D #1295: La psicoterapia tradizionale e Un corso in miracoli sembrano definire il termine ego in modi diversi. Da circa due anni seguo un percorso di counseling e la mia terapeuta sta lavorando con me per costruire un ego. Mi dice che devo avere un ego prima di potervi rinunciare. Sembrerebbe che ciò che lei definisce come ego e ciò di cui parla Gesù siano due cose diverse, ma non so bene come distinguerli.
R: I counselor e i terapeuti usano il termine ego grazie a Sigmund Freud, il quale ha suddiviso la personalità umana in tre parti: es, io (ego) e super io. Secondo la sua teoria, l’es funziona sul principio del piacere, cercando immediata gratificazione per i nostri impulsi istintuali. Il super io è il nostro censore morale interno che reprime l’es. E l’io media tra l’es, il super io e il mondo esterno, cercando di trovare dei mezzi affinché noi esprimiamo noi stessi in modi socialmente accettabili. L’io è la parte cosciente della psiche, fondamentalmente la personalità con cui ci identifichiamo.

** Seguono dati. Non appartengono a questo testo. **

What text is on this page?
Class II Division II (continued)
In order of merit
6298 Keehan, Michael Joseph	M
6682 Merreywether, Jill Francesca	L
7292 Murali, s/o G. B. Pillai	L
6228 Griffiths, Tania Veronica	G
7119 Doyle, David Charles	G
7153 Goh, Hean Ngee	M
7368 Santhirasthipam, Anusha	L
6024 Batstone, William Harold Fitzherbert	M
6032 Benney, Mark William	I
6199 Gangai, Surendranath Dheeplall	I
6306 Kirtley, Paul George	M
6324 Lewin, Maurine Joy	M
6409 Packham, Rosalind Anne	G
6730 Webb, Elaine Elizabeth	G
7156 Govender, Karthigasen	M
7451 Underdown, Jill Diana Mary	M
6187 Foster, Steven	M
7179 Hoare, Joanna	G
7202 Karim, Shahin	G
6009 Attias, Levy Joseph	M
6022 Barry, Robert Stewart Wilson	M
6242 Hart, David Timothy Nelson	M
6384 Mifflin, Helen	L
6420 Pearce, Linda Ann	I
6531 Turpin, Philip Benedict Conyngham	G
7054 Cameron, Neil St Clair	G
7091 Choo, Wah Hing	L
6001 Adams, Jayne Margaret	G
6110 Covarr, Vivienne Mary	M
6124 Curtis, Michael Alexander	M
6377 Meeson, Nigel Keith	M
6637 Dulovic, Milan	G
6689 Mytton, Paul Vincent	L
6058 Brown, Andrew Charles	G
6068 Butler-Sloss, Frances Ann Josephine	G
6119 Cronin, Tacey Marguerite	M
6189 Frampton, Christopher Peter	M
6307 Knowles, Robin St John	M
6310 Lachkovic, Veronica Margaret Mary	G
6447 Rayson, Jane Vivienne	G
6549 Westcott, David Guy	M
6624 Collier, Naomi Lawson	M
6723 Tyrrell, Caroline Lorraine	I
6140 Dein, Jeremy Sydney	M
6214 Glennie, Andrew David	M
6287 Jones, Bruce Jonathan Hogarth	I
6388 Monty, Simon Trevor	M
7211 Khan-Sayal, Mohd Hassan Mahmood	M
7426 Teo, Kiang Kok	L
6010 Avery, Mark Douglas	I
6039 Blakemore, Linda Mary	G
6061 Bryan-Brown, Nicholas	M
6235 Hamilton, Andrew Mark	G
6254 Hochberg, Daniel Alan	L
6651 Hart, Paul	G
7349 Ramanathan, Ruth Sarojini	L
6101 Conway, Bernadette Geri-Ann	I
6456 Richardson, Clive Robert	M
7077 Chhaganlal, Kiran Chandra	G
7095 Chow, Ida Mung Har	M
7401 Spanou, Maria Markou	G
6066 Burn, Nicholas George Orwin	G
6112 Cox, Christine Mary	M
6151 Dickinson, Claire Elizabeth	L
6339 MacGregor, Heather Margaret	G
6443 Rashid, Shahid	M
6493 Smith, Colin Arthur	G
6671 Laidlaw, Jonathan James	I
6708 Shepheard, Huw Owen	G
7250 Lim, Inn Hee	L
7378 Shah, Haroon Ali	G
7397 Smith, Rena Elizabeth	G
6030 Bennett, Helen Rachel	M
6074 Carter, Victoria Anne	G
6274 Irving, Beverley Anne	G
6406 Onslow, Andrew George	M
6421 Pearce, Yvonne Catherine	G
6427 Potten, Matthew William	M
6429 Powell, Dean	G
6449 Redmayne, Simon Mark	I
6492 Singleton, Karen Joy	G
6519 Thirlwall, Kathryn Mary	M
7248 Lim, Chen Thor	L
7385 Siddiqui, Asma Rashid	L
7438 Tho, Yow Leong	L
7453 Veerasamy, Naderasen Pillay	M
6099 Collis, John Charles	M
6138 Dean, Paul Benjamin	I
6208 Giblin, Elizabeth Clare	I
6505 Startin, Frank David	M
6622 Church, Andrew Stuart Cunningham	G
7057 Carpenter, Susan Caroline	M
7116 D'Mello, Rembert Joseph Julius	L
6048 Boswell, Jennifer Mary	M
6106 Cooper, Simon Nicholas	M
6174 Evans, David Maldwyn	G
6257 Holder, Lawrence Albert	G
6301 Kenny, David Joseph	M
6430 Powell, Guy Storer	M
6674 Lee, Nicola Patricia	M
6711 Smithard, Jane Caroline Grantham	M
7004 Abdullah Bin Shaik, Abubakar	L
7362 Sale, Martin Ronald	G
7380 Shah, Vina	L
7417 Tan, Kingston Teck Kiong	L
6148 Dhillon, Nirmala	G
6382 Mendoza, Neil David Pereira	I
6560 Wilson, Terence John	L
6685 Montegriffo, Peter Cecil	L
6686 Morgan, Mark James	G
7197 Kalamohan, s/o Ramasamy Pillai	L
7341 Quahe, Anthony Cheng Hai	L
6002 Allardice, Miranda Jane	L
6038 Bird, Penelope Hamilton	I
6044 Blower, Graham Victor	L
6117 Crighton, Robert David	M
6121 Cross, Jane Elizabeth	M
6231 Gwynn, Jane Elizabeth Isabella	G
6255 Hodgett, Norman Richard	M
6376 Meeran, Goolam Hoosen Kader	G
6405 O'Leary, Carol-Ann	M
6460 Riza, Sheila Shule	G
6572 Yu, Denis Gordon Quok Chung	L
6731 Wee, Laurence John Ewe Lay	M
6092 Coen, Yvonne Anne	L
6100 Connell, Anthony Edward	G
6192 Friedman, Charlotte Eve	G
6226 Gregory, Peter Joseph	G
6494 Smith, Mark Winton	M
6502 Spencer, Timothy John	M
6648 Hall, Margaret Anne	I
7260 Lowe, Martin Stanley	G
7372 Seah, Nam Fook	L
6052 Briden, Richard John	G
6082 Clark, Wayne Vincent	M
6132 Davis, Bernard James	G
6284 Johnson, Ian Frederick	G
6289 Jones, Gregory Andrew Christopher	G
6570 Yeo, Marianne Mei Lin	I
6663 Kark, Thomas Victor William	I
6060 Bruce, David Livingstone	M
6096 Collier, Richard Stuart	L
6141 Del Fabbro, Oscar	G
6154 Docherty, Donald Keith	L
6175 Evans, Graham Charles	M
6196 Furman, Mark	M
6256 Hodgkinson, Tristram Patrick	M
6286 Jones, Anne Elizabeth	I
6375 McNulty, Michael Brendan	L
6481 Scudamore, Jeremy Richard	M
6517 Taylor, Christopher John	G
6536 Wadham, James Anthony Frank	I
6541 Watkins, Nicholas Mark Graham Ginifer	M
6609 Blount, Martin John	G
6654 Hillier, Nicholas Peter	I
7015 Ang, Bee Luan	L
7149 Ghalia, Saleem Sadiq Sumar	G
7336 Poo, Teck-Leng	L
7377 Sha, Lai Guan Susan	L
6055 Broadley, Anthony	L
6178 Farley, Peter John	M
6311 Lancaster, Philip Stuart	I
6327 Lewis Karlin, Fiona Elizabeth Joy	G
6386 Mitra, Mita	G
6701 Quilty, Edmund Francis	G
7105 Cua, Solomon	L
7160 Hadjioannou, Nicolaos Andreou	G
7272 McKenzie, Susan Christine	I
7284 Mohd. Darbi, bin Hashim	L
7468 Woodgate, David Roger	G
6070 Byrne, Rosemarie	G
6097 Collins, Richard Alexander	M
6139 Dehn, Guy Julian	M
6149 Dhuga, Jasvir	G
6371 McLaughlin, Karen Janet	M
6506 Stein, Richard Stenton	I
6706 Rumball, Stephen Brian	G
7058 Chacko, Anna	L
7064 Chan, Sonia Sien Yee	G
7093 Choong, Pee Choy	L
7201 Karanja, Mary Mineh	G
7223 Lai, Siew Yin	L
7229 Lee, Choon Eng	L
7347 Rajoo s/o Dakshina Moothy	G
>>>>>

Oggi i counselor che parlano di ego non vedono la psiche necessariamente da una prospettiva freudiana, ma hanno adottato in gran parte il termine ego come scorciatoia per indicare la nostra personalità ed identità in quanto individui. L’obiettivo della maggior parte dei counselor è di assistere gli altri nel diventare individui più sani, aiutandoli ad essere maggiormente a proprio agio e funzionali in questo mondo. Così potremmo dire che aiutano i loro clienti o pazienti a sviluppare degli ego sani.

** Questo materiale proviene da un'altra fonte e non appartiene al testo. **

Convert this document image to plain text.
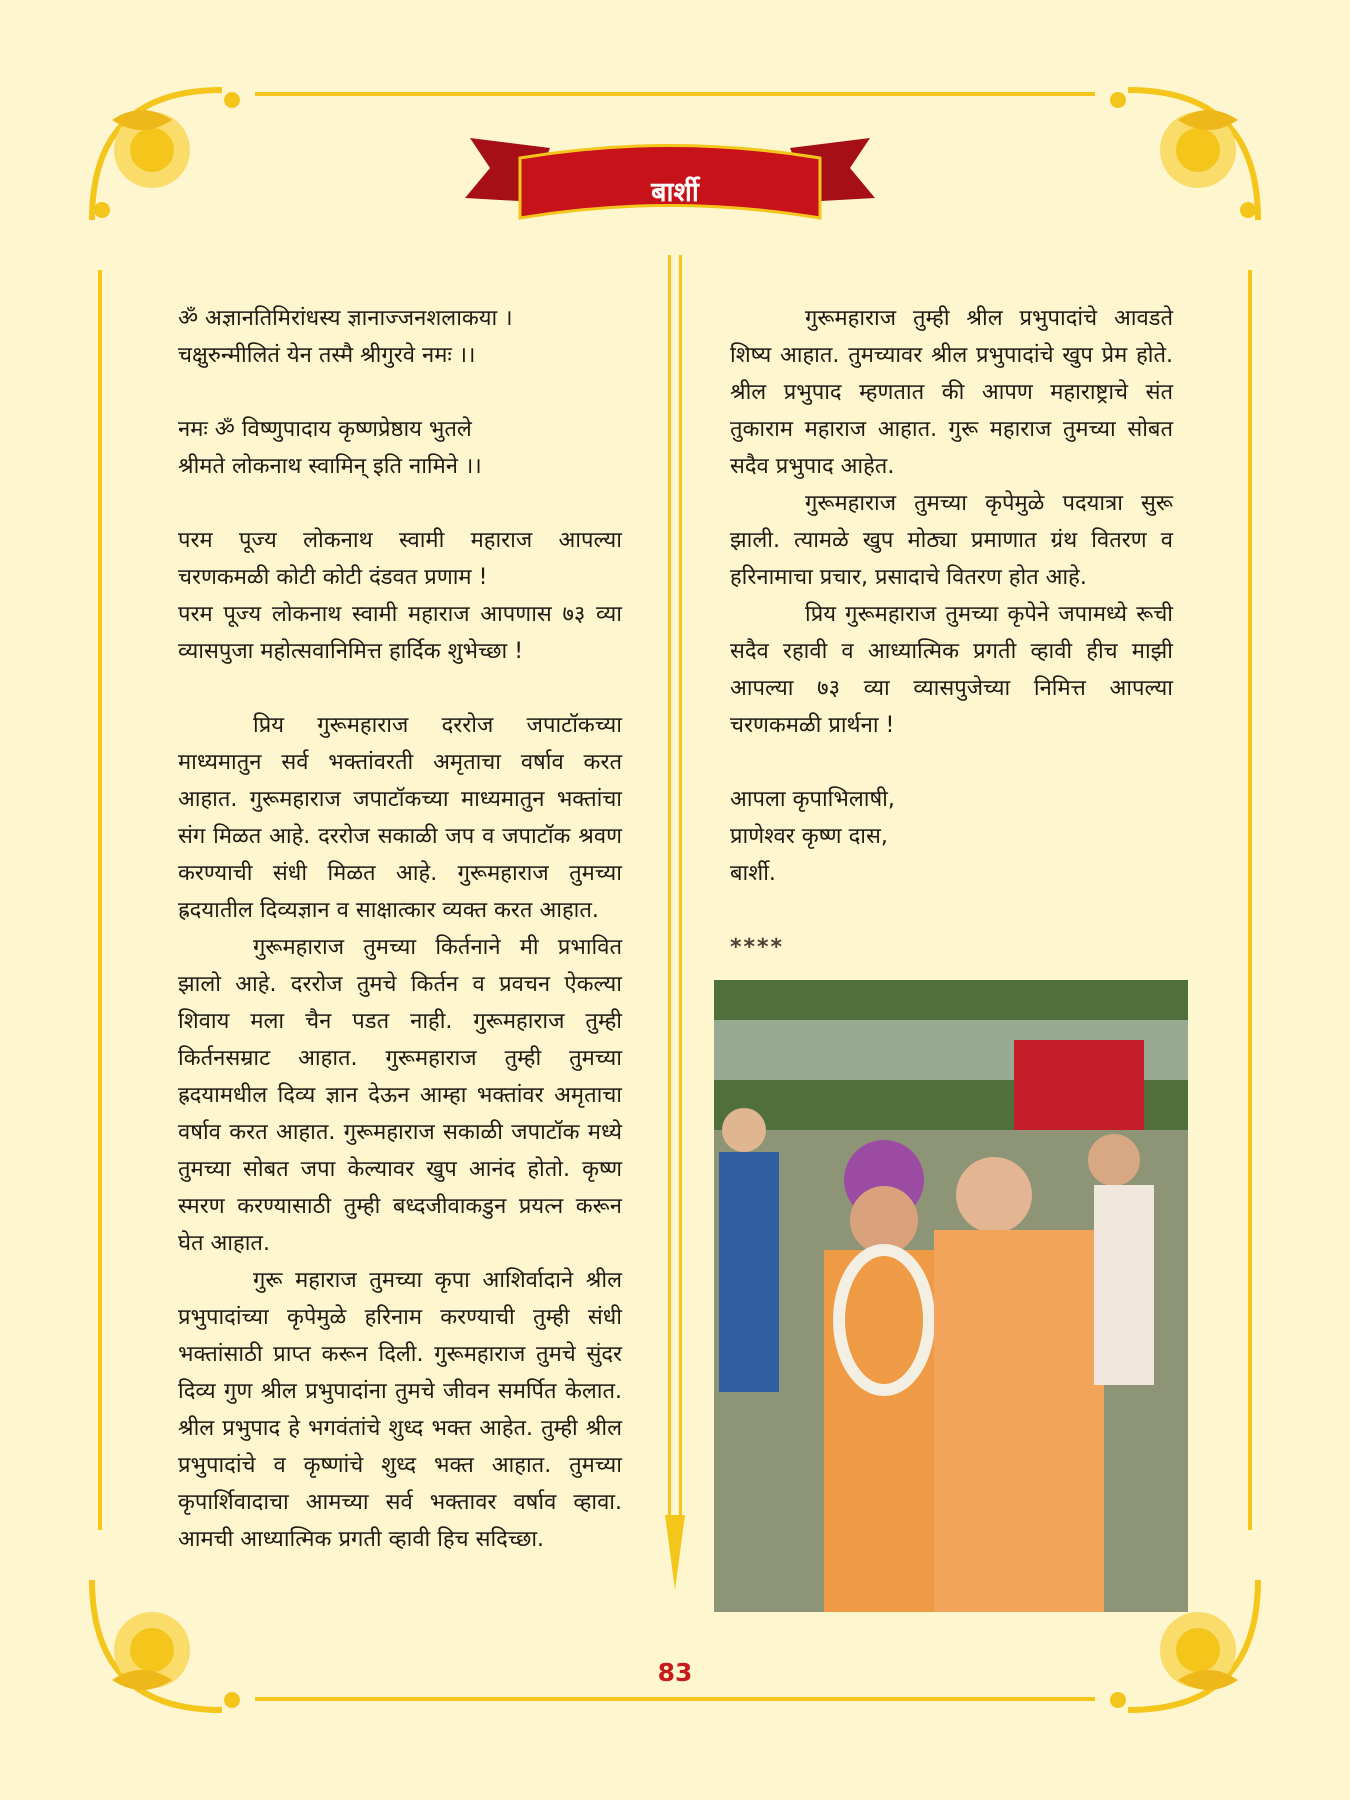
बार्शी

ॐ अज्ञानतिमिरांधस्य ज्ञानाज्जनशलाकया ।

चक्षुरुन्मीलितं येन तस्मै श्रीगुरवे नमः ।।

नमः ॐ विष्णुपादाय कृष्णप्रेष्ठाय भुतले

श्रीमते लोकनाथ स्वामिन् इति नामिने ।।

परम पूज्य लोकनाथ स्वामी महाराज आपल्या चरणकमळी कोटी कोटी दंडवत प्रणाम !

परम पूज्य लोकनाथ स्वामी महाराज आपणास ७३ व्या व्यासपुजा महोत्सवानिमित्त हार्दिक शुभेच्छा !

प्रिय गुरूमहाराज दररोज जपाटॉकच्या माध्यमातुन सर्व भक्तांवरती अमृताचा वर्षाव करत आहात. गुरूमहाराज जपाटॉकच्या माध्यमातुन भक्तांचा संग मिळत आहे. दररोज सकाळी जप व जपाटॉक श्रवण करण्याची संधी मिळत आहे. गुरूमहाराज तुमच्या ह्रदयातील दिव्यज्ञान व साक्षात्कार व्यक्त करत आहात.

गुरूमहाराज तुमच्या किर्तनाने मी प्रभावित झालो आहे. दररोज तुमचे किर्तन व प्रवचन ऐकल्या शिवाय मला चैन पडत नाही. गुरूमहाराज तुम्ही किर्तनसम्राट आहात. गुरूमहाराज तुम्ही तुमच्या ह्रदयामधील दिव्य ज्ञान देऊन आम्हा भक्तांवर अमृताचा वर्षाव करत आहात. गुरूमहाराज सकाळी जपाटॉक मध्ये तुमच्या सोबत जपा केल्यावर खुप आनंद होतो. कृष्ण स्मरण करण्यासाठी तुम्ही बध्दजीवाकडुन प्रयत्न करून घेत आहात.

गुरू महाराज तुमच्या कृपा आशिर्वादाने श्रील प्रभुपादांच्या कृपेमुळे हरिनाम करण्याची तुम्ही संधी भक्तांसाठी प्राप्त करून दिली. गुरूमहाराज तुमचे सुंदर दिव्य गुण श्रील प्रभुपादांना तुमचे जीवन समर्पित केलात. श्रील प्रभुपाद हे भगवंतांचे शुध्द भक्त आहेत. तुम्ही श्रील प्रभुपादांचे व कृष्णांचे शुध्द भक्त आहात. तुमच्या कृपार्शिवादाचा आमच्या सर्व भक्तावर वर्षाव व्हावा. आमची आध्यात्मिक प्रगती व्हावी हिच सदिच्छा.

गुरूमहाराज तुम्ही श्रील प्रभुपादांचे आवडते शिष्य आहात. तुमच्यावर श्रील प्रभुपादांचे खुप प्रेम होते. श्रील प्रभुपाद म्हणतात की आपण महाराष्ट्राचे संत तुकाराम महाराज आहात. गुरू महाराज तुमच्या सोबत सदैव प्रभुपाद आहेत.

गुरूमहाराज तुमच्या कृपेमुळे पदयात्रा सुरू झाली. त्यामळे खुप मोठ्या प्रमाणात ग्रंथ वितरण व हरिनामाचा प्रचार, प्रसादाचे वितरण होत आहे.

प्रिय गुरूमहाराज तुमच्या कृपेने जपामध्ये रूची सदैव रहावी व आध्यात्मिक प्रगती व्हावी हीच माझी आपल्या ७३ व्या व्यासपुजेच्या निमित्त आपल्या चरणकमळी प्रार्थना !

आपला कृपाभिलाषी,

प्राणेश्वर कृष्ण दास,

बार्शी.

****

83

Quando Gesù parla dell’ego nel Corso, parla fondamentalmente dell’intera psiche umana, conscia ed inconscia. Ci dice che la persona che pensiamo di essere è un sé falso, nato dalla nostra errata credenza di aver potuto creare un sostituto della nostra vera identità di amato Figlio di Dio. Così Un corso in miracoli ha interamente a che fare con il riconoscere che saremmo più felici se lasciassimo andare la nostra presa sull’ego ed abbracciassimo invece lo Spirito Santo. Pertanto, per molti studenti del Corso, il termine ego ha assunto un tono sinistro, facendo sembrare contraddittoria, per non dire totalmente spaventosa, l’idea di svilupparne uno sano. Tuttavia questo è il risultato di una incomprensione. Il Corso ci incoraggia a vivere in questo mondo, ma sapendo che non vi apparteniamo. E il farlo richiede forza egoica. Non sviluppare un ego sano rappresenta paura, che deve essere disimparata se dobbiamo mai andare al di là della paura verso l’accettazione dell’Amore di Dio.
Così, ben lungi dal fare dell’ego un nemico, Gesù vuole che lo perdoniamo (e che così ci perdoniamo) come primo passo per andare al di là di esso. Anche se alla fine ci porterà a lasciar andare l’ego, Gesù sarebbe il primo a concordare che non possiamo andare al di là dell’ego fino a che non lo vediamo per quello che è e non facciamo pace con esso. Così, come un grande terapeuta, egli ci chiede semplicemente di guardarlo, trasformando la nostra esperienza di essere un ego (che, all’interno di questo sogno, sembra essere l’interezza di chi siamo) in un’aula scolastica nella quale imparare a conoscere noi stessi sempre di più ogni giorno.
Il Corso, e la maggior parte delle forme di counseling, procedono su strade diverse nel senso che nel counseling fare pace con se stessi in questo mondo è normalmente l’obiettivo finale, mentre nel Corso è solo un passo verso il risveglio. Tuttavia, nonostante questa differenza fondamentale e le differenze nell’uso del linguaggio, di certo non c’è alcun conflitto intrinseco tra il Corso e il processo della terapia. È semplicemente importante che gli studenti del Corso considerino la terapia come uno mezzo verso un fine e non come il fine stesso.